Authored by michaelrj on Dec 15 2022, 4:38 PM.

Details

Summary

The string to integer conversion functions are well suited to
differential fuzzing, and this patch adds a target to enable just that.
It also fixes a bug in the fuzzing comparison logic and changes atoi
slightly to match the behavior described in the C standard.

Diff Detail

Event Timeline

michaelrj created this revision.Dec 15 2022, 4:38 PM
Herald added projects: Restricted Project, Restricted Project. · View Herald TranscriptDec 15 2022, 4:38 PM
michaelrj requested review of this revision.Dec 15 2022, 4:38 PM
sivachandra added inline comments.Dec 15 2022, 10:54 PM
libc/fuzzing/stdlib/strtointeger_differential_fuzz.cpp
31

constexpr and VALID_CHARS.

38

Add a comment briefly explaining the fuzz strategy.
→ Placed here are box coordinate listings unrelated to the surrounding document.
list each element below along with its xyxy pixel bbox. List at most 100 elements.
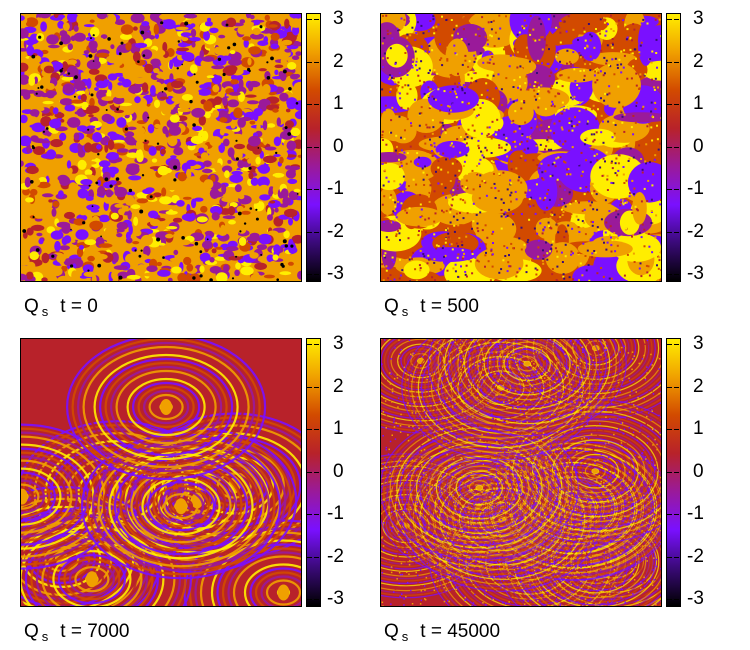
phase-domain [42, 100, 54, 105]
phase-noise [568, 476, 571, 479]
phase-noise [594, 70, 597, 73]
phase-noise [657, 146, 660, 149]
phase-domain [209, 136, 222, 147]
phase-noise [409, 88, 412, 91]
phase-noise [462, 165, 465, 167]
colorbar-tick-label: -2 [687, 220, 704, 242]
phase-noise [404, 415, 407, 417]
phase-noise [409, 506, 412, 508]
phase-noise [530, 417, 533, 419]
phase-noise [514, 550, 517, 552]
phase-noise [464, 186, 467, 188]
phase-noise [615, 395, 617, 398]
phase-noise [418, 222, 421, 225]
phase-noise [629, 417, 631, 420]
phase-noise [565, 402, 568, 404]
phase-noise [583, 385, 585, 388]
phase-noise [592, 140, 595, 143]
phase-noise [634, 48, 637, 51]
phase-domain [270, 32, 280, 41]
phase-domain [211, 65, 225, 70]
phase-noise [606, 536, 609, 538]
phase-noise [393, 278, 396, 281]
colorbar-tick [307, 556, 312, 558]
phase-defect [137, 60, 140, 63]
phase-noise [504, 346, 507, 348]
phase-noise [550, 437, 553, 439]
phase-domain [114, 186, 128, 198]
phase-domain [36, 181, 51, 189]
phase-domain [199, 84, 208, 89]
phase-noise [603, 596, 605, 598]
phase-noise [411, 515, 414, 518]
phase-domain [126, 163, 140, 170]
phase-domain [26, 45, 35, 56]
phase-noise [382, 57, 385, 60]
phase-noise [424, 218, 427, 221]
phase-noise [581, 220, 584, 223]
phase-noise [579, 187, 582, 190]
phase-noise [564, 161, 567, 164]
phase-noise [631, 235, 633, 238]
colorbar-tick [667, 189, 672, 190]
phase-defect [192, 123, 196, 127]
phase-noise [617, 85, 620, 88]
phase-noise [608, 64, 610, 67]
phase-noise [657, 255, 660, 258]
phase-domain [116, 221, 128, 231]
phase-noise [449, 258, 452, 261]
phase-noise [514, 521, 517, 523]
phase-noise [570, 62, 572, 65]
phase-noise [493, 463, 496, 466]
phase-domain [88, 114, 94, 118]
phase-noise [639, 173, 642, 176]
phase-noise [526, 140, 529, 143]
phase-noise [477, 230, 480, 233]
phase-noise [622, 534, 624, 537]
phase-noise [654, 523, 656, 526]
phase-noise [398, 359, 400, 361]
phase-noise [428, 50, 431, 53]
phase-noise [381, 130, 384, 133]
phase-noise [520, 100, 523, 103]
phase-noise [402, 467, 404, 469]
phase-noise [552, 103, 554, 106]
phase-noise [523, 52, 525, 55]
phase-domain [162, 19, 176, 30]
phase-noise [558, 361, 560, 364]
phase-noise [570, 213, 573, 216]
phase-noise [418, 79, 421, 82]
phase-noise [656, 138, 659, 141]
phase-noise [625, 442, 627, 445]
spiral-ring [216, 543, 301, 606]
phase-noise [583, 44, 586, 47]
phase-domain [233, 107, 243, 119]
phase-noise [617, 269, 620, 272]
spiral-ring [535, 427, 656, 516]
phase-noise [394, 588, 397, 590]
phase-noise [483, 152, 486, 155]
phase-noise [489, 542, 491, 544]
phase-defect [40, 85, 44, 89]
phase-noise [649, 484, 652, 486]
phase-domain [249, 199, 260, 204]
phase-defect [282, 239, 287, 244]
phase-defect [288, 87, 292, 91]
phase-noise [560, 74, 563, 77]
phase-noise [511, 486, 514, 488]
phase-domain [256, 244, 268, 251]
phase-domain [111, 252, 119, 263]
phase-noise [593, 138, 596, 141]
phase-noise [391, 76, 393, 79]
phase-noise [650, 61, 653, 64]
spiral-ring [447, 339, 607, 422]
phase-noise [541, 62, 543, 65]
phase-noise [555, 55, 558, 58]
phase-noise [540, 124, 543, 127]
phase-noise [396, 86, 399, 89]
phase-noise [537, 488, 539, 491]
phase-noise [614, 567, 617, 570]
phase-noise [615, 506, 618, 508]
phase-noise [552, 420, 554, 423]
phase-noise [515, 99, 518, 102]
Like, give the information that the first byte of of data will be treated as the target base for strto* functions.

49

Why should we make the input clean? It defeats the purpose of fuzzing in a way. Since this is a differential fuzz setup, I am not really worried about garbage. Also, valid ASCII characters make half of the uint8_t range anyway. So, we don't have to worry about most of the data inputs being just invalid numbers. Also, the above list of valid chars does not have the + and - signs.

54

should

libc/src/stdlib/atoi.cpp
16 ↗(On Diff #483388)

I think this change is trying to match the standard prescribed behavior. Can you please do this separately and add unit tests with inputs which after affected by this behavior if any?

michaelrj updated this revision to Diff 484052.Dec 19 2022, 1:19 PM
michaelrj marked 3 inline comments as done.

address comments

libc/fuzzing/stdlib/strtointeger_differential_fuzz.cpp
49

The reason I want to clean the input is because otherwise almost all of the inputs won't actually exercise the function at all. If the first character is a question mark (for example), then the function won't actually parse anything and it will return 0. Testing that isn't bad, but given that more than half of the ascii range falls into that category there will be a lot of cycles spent on those obvious cases instead of actually testing the branches.

sivachandra added inline comments.Dec 19 2022, 2:22 PM
libc/fuzzing/stdlib/strtointeger_differential_fuzz.cpp
49

Your argument is fair. My point is that it might not help in exercising all code paths. Take decimal numbers for example. The set of valid characters is only 10 out of the 62 there are in VALID_CHARS now. But, there are more valid numbers as you progress to higher bases. For base 36, I think there are no invalid inputs at all? You can choose to implement two modes - one for human testing and another for continuous testing. For human testing, clean the input like you do in this patch currently. For continuous testing, don't clean the input. You will have to add two targets with a distinguishing pre-processor macro.

You should add - and + to the set of valid chars. Or, you can prepend a - and + to each clean input in the human mode and test again.

michaelrj updated this revision to Diff 484103.Dec 19 2022, 3:21 PM
michaelrj marked 3 inline comments as done.

move to compile flag for cleaner input

libc/fuzzing/stdlib/strtointeger_differential_fuzz.cpp
49

this sounds like a good compromise to me.

libc/src/stdlib/atoi.cpp
16 ↗(On Diff #483388)

I've uploaded a separate patch here: https://reviews.llvm.org/D140350

sivachandra accepted this revision.Dec 19 2022, 4:00 PM
This revision is now accepted and ready to land.Dec 19 2022, 4:00 PM

rebase before landing

lntue added inline comments.Dec 20 2022, 10:36 AM
libc/fuzzing/stdlib/strtointeger_differential_fuzz.cpp
51

It looks like cleaner is not used anymore and not get deleted afterward?

clean up the last references to the "cleaner" object

lntue accepted this revision.Dec 20 2022, 10:44 AM
This revision was landed with ongoing or failed builds.Dec 20 2022, 10:48 AM
This revision was automatically updated to reflect the committed changes.